İzmitli Mehmet'in anlattığına göre Adapazarı'nda  bir akrabaları ilginç bir şekilde depremden  kurtulmuş. O esnada Adapazarı'nda görevli bulunuyormuş. Otelde kalmaya karar verip yerini ayırttırmışlar. Akrabaları yeni araba aldığı için bir türlü binmeye doyamamışlar ve gece geç vakitlere kadar arkadaşlarıyla gezmişler. (30 sene önce ilk araba aldığımda aynı şeyleri bende yaşamıştım. Hatta gece kalkıp balkondan baktığımı hatırlayınca kendime gülüyorum) Bir ara araba hararet yapmış. Arkadaşlarını indirmiş onlar otele giderlerken o arabasıyla meşgul olmaya devam etmiş. Arabanın hararetini söndürüp, 'Biraz daha dolaşıp bakayım' demiş ve yola koyulmuş. Saat tam 03.02 birdenbire deprem başlamış, otelde oldukları için arkadaşlarının hepsi ölmüş o ise dışarıda olduğu için kurtulmuş.
*
İsmail'in Adapazarı Tophane mahallesinde oturan teyze çocukları var. Depremi öğrenir öğrenmez hemen Adapazarı'na koşan İsmail Güney teyze oğullarının evlerinin yıkıldığını görünce yüreği ''cız!'' etmiş. Aradığı halde hiçbirini bulamamış. Komşularına sorduğunda ise içi rahatlamış. Çünkü depremden önce hep birlikte Karacasu'daki yazlıklarına gitmişler. Böylece 15-20 kişilik aile ölümden kurtulmuş. Kendilerini bulup sorduğunda 'içimizden öyle geldi, bizde kaktık gittik ' demişlerdir.
*
Adapazarlı Saadettin anlatıyor. 'Bizim bir arkadaş vardı. Sapanca'da evine uğramıştık. Bizi yukarı çıkardı. Deprem gecesi hanımı âdetine bütün bütün ters bir vaziyette yanlarındaki odayı kastederek demiş ki, bu akşam burada yatayım. Beyi de 'Peki, yat' demiş. Kendisi de öbür tarafta yatmış yatağına. Arkadaş diyor ki, 'Geceleyin deprem olunca ben hemen koştum hanımın yattığı yere. Baktım ki raf hanımın üzerine düşmüş. Tabii çok korktum. Hanımın sesi diğer taraftan geldi. 

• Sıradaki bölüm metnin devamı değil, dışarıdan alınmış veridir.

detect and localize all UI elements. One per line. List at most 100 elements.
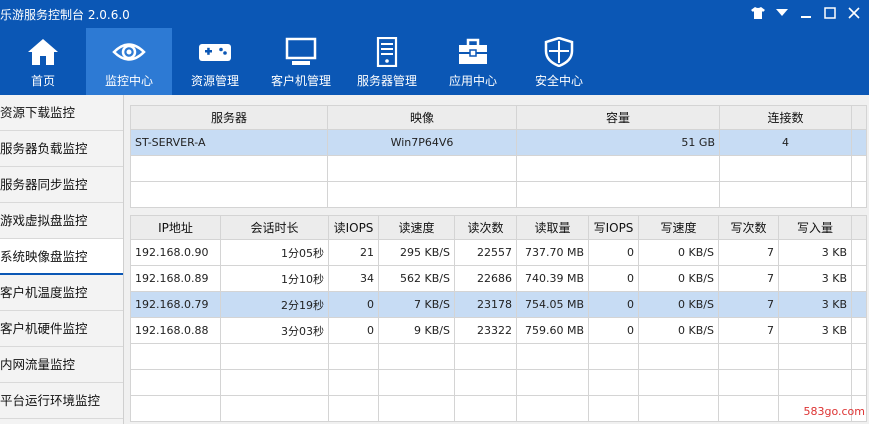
tab-resource-management[interactable]: 资源管理 <box>172 28 258 95</box>
table-cell <box>851 291 867 318</box>
table-cell: 0 <box>588 239 639 266</box>
table-cell: 0 <box>328 317 379 344</box>
server-table-header: 服务器 映像 容量 连接数 <box>130 105 867 130</box>
table-cell: 3分03秒 <box>220 317 329 344</box>
main-toolbar: 首页 监控中心 资源管理 客户机管理 服务器管理 应用中心 安全中心 <box>0 28 869 95</box>
column-header-spacer <box>851 105 867 130</box>
table-cell: 0 <box>588 265 639 292</box>
table-cell: 2分19秒 <box>220 291 329 318</box>
column-header[interactable]: 读速度 <box>378 215 455 240</box>
tab-server-management[interactable]: 服务器管理 <box>344 28 430 95</box>
sidebar: 资源下载监控 服务器负载监控 服务器同步监控 游戏虚拟盘监控 系统映像盘监控 客… <box>0 95 124 424</box>
sidebar-item-platform-environment[interactable]: 平台运行环境监控 <box>0 383 123 419</box>
table-cell: 7 <box>718 317 779 344</box>
tab-app-center-label: 应用中心 <box>448 74 497 88</box>
minimize-icon[interactable] <box>797 4 815 22</box>
tab-security-center-label: 安全中心 <box>534 74 583 88</box>
table-cell: 21 <box>328 239 379 266</box>
table-cell: 7 <box>718 265 779 292</box>
table-cell: 34 <box>328 265 379 292</box>
table-cell: 22557 <box>454 239 517 266</box>
column-header[interactable]: 服务器 <box>130 105 328 130</box>
table-cell <box>851 239 867 266</box>
table-cell <box>851 129 867 156</box>
column-header-spacer <box>851 215 867 240</box>
table-cell: 562 KB/S <box>378 265 455 292</box>
toolbox-icon <box>456 36 490 68</box>
maximize-icon[interactable] <box>821 4 839 22</box>
table-cell: 1分10秒 <box>220 265 329 292</box>
table-row[interactable]: ST-SERVER-A Win7P64V6 51 GB 4 <box>130 129 867 156</box>
dropdown-icon[interactable] <box>773 4 791 22</box>
table-cell: 740.39 MB <box>516 265 589 292</box>
window-title: 乐游服务控制台 2.0.6.0 <box>0 7 130 22</box>
watermark: 583go.com <box>803 405 865 418</box>
table-cell: 0 <box>588 291 639 318</box>
table-cell: 51 GB <box>516 129 720 156</box>
table-row[interactable]: 192.168.0.89 1分10秒 34 562 KB/S 22686 740… <box>130 265 867 292</box>
column-header[interactable]: IP地址 <box>130 215 221 240</box>
table-cell: 3 KB <box>778 239 852 266</box>
tab-security-center[interactable]: 安全中心 <box>516 28 602 95</box>
tab-monitor-center[interactable]: 监控中心 <box>86 28 172 95</box>
table-cell: 7 KB/S <box>378 291 455 318</box>
sidebar-item-client-temperature[interactable]: 客户机温度监控 <box>0 275 123 311</box>
sidebar-item-client-hardware[interactable]: 客户机硬件监控 <box>0 311 123 347</box>
column-header[interactable]: 写速度 <box>638 215 719 240</box>
table-cell: 737.70 MB <box>516 239 589 266</box>
session-table-header: IP地址 会话时长 读IOPS 读速度 读次数 读取量 写IOPS 写速度 写次… <box>130 215 867 240</box>
home-icon <box>26 36 60 68</box>
column-header[interactable]: 容量 <box>516 105 720 130</box>
table-cell: 22686 <box>454 265 517 292</box>
column-header[interactable]: 写次数 <box>718 215 779 240</box>
sidebar-item-resource-download[interactable]: 资源下载监控 <box>0 95 123 131</box>
table-cell <box>851 265 867 292</box>
sidebar-item-server-load[interactable]: 服务器负载监控 <box>0 131 123 167</box>
sidebar-item-lan-traffic[interactable]: 内网流量监控 <box>0 347 123 383</box>
table-cell: 0 KB/S <box>638 265 719 292</box>
table-cell: 23178 <box>454 291 517 318</box>
sidebar-item-server-sync[interactable]: 服务器同步监控 <box>0 167 123 203</box>
table-row-empty <box>130 181 867 208</box>
shirt-icon[interactable] <box>749 4 767 22</box>
monitor-icon <box>284 36 318 68</box>
column-header[interactable]: 写IOPS <box>588 215 639 240</box>
column-header[interactable]: 读次数 <box>454 215 517 240</box>
column-header[interactable]: 读IOPS <box>328 215 379 240</box>
column-header[interactable]: 写入量 <box>778 215 852 240</box>
tab-home-label: 首页 <box>30 74 55 88</box>
column-header[interactable]: 映像 <box>327 105 517 130</box>
table-cell: 0 KB/S <box>638 291 719 318</box>
tab-client-management[interactable]: 客户机管理 <box>258 28 344 95</box>
table-row[interactable]: 192.168.0.88 3分03秒 0 9 KB/S 23322 759.60… <box>130 317 867 344</box>
table-cell: 754.05 MB <box>516 291 589 318</box>
table-cell: 759.60 MB <box>516 317 589 344</box>
table-cell: 3 KB <box>778 317 852 344</box>
sidebar-item-system-image-disk[interactable]: 系统映像盘监控 <box>0 239 123 275</box>
table-row-empty <box>130 155 867 182</box>
table-cell: ST-SERVER-A <box>130 129 328 156</box>
column-header[interactable]: 会话时长 <box>220 215 329 240</box>
table-cell: 7 <box>718 291 779 318</box>
table-cell: 9 KB/S <box>378 317 455 344</box>
table-cell <box>851 317 867 344</box>
tab-home[interactable]: 首页 <box>0 28 86 95</box>
table-row-empty <box>130 395 867 422</box>
session-table: IP地址 会话时长 读IOPS 读速度 读次数 读取量 写IOPS 写速度 写次… <box>130 215 867 422</box>
table-row[interactable]: 192.168.0.79 2分19秒 0 7 KB/S 23178 754.05… <box>130 291 867 318</box>
sidebar-item-game-virtual-disk[interactable]: 游戏虚拟盘监控 <box>0 203 123 239</box>
shield-icon <box>542 36 576 68</box>
table-row-empty <box>130 369 867 396</box>
tab-server-management-label: 服务器管理 <box>356 74 417 88</box>
table-cell: 0 KB/S <box>638 239 719 266</box>
table-cell: 23322 <box>454 317 517 344</box>
tab-client-management-label: 客户机管理 <box>270 74 331 88</box>
table-row[interactable]: 192.168.0.90 1分05秒 21 295 KB/S 22557 737… <box>130 239 867 266</box>
tab-monitor-center-label: 监控中心 <box>104 74 153 88</box>
tab-app-center[interactable]: 应用中心 <box>430 28 516 95</box>
table-cell: 7 <box>718 239 779 266</box>
column-header[interactable]: 连接数 <box>719 105 852 130</box>
close-icon[interactable] <box>845 4 863 22</box>
column-header[interactable]: 读取量 <box>516 215 589 240</box>
table-cell: Win7P64V6 <box>327 129 517 156</box>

'Ben buradayım' diye. Rahatladık. Meğer iki saat yattıktan sonra hanım uykusu gelmediği için oradan diğer odaya geçmiş. Böylece üzerine düşecek malzemelerden kutuluyor.
*
Öğretim görevlisi Abdulkadir, beyninden ameliyat olan hanımını o gece geç vakitlerde hastaneden çıkarmış, evine getirmiş. Hastasının başında bekliyormuş. 'Keşke yakınlarımızı  ziyaret etseydim. Burada kalmayı canım istemiyor. Biz buradan gitsek' demiş. Saat 03,00 sıralarında hanımının başına bir sinek konmuş. Onu kovmak için elini başına uzattığı esnada deprem sarsmaya başlamış. Şiddetli sarsıntıyla birlikte arkasındaki gardırop üzerlerine yıkılmış. Sırtı kalkanlık yapmış. Kendisi yaralanmış ama yeni ameliyat olan hanımının üzerine düşebilecek gardırobunu  bir sinek vesilesiyle önlemiş olmuş.
*
1939 Erzincan depreminde 48 saat enkaz altında kaldıktan sonra kurtarılan Melahat Hanım bu def da Yalova'da bir enkazın altında 56 saat kaldıktan sonra sağlam olarak çıkarıldı. Melahat Hanım bu süre içerisinde uyumuş, rüyasında iki yıl önce vefat eden eşini görmüş. Bu rüya kendisine yaşama direnci vermiş. Melahat Hanım Erzincan depreminde 13 yaşındaymış. Sonradan İstanbul'a gelip yerleşmişler, Yalova'dan bir de yazlık almışlar. İkinci depreme de burada yakalanmış. Bu depremde de ufak tefek sıyrıklarla kurtulmuş.
*
Kocaeli'nde kalp ve şeker hastası olan 60 yaşlarındaki Rukiye Teyze, ziynet eşyasını aramak için gelen birinin fark etmesi sonucu 117 saat sonra enkaz altından çıkarılıyor.
*
Özetin özeti: 1992 Erzincan depreminden sonra   şehri terk edip, Sakarya'ya yerleşen orada da 17 Ağustos depremini yaşayınca korkudan Bolu'ya  göç eden ve Bolu'da da 12 Kasım depreminde yıkılan binanın altında can veren insanların acı hayat hikâyelerini dinledik, okuduk. Ve gördük ki kaçmak çözüm değil. Çözüm binalarımızı depreme uygun şekilde yapmakta ve gereği gibi kontrollerini takip etmektedir. Yoksa depremlerin merkezi değişir  fakat görülen acı  manzara asla değişmez. Olumsuz manzarayı olumluya çevirmek bizlerin elindedir. O halde buyurun sivil savunma tedbirler zincirinin bir halkası da siz olun veya dün olduğu gibi, bugünde boş ver derseniz olası afetlerin ağır faturasına hep beraber hazır olun.